What a shock it was, then, to wake up Friday morning and see the whole beach property under more than a foot of water. Bob and my dad donned their wet weather gear and headed down to check the status of things.
Slabs of ice were freely floating around the shallows of the new “lake” even as rain continued to fall.
My dad in his new hip-waders did just that…waded out into the ice cold water that ended up being up to his hips!
With his pike pole in hand, my dad wanted to retrieve several pieces of firewood floating in the flood waters as well as the steps from his storage shed. It was also necessary to re-secure his dock.
My mom and I were casual observers of the goings-on,
but later went for a walk to see just how much water was coursing through the culverts along Oxtongue Lake Road. There was tons of it and no indication that it was about to let up!
Early Friday morning, the depth of the flood water hadn’t crested yet, and at its deepest point, was up to my dad’s hips.
Even as my dad and Bob surveyed the situation, the water levels were increasing.
Bob eventually had to anchor the storage shed by throwing chains over the roof and securing them with cement blocks. The shed literally threatened to float away.

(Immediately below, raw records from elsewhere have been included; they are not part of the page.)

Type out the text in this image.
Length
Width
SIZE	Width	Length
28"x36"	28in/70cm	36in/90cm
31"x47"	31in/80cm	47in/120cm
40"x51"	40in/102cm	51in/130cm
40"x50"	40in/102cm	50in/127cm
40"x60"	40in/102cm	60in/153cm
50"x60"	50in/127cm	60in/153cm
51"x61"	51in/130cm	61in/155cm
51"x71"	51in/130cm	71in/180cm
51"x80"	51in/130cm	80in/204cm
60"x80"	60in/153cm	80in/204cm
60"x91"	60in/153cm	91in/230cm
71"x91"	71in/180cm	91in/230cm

Further along the road, worried neighbours watched as the rising waters engulfed their own storage sheds,
set canoes adrift,
and flooded beachfront dwellings.
Heretofore beaches were now nonexistent,
and playgrounds looked more like water parks.
A check on the dam at the south end of Oxtongue Lake revealed it to be totally submerged with no sign of the structure in sight.
At least the free-flowing water would speed the exit of waters draining from Oxtongue Lake. The river was a seething, roiling mass of unbridled power.
Still further along the river, at Marsh’s Falls, the unrestrained waters of the Oxtongue River had free rein.
It was quite the different scene at Marsh’s Falls last summer when visitors could confidently stand on the rocks next to the cascading waters.
As you see in our video, heavy waters were now flowing over Marsh’s Falls.
Glistening icicles that had formed on twigs at water’s edge bobbed randomly in the air currents generated by the surging waters.
Back at Oxtongue Lake, the flood waters continued to rise with frequent rain squalls that continued all day.
It was a scene never before seen by my dad who has lived at Oxtongue Lake for over 60 years.
Yes, when I was a child, most springs saw flooding of the lakeside property but never to this depth. At its peak, the impromptu lake at the beach achieved a depth of water that came up to my dad’s waist. That was on Saturday afternoon.
Let’s all hope that the waters recede quickly so that the lake is returned to its natural state and everyone can appreciate the much-longed for spring season. In only another month or so, we will look out on a world of green grass and warm sunshine.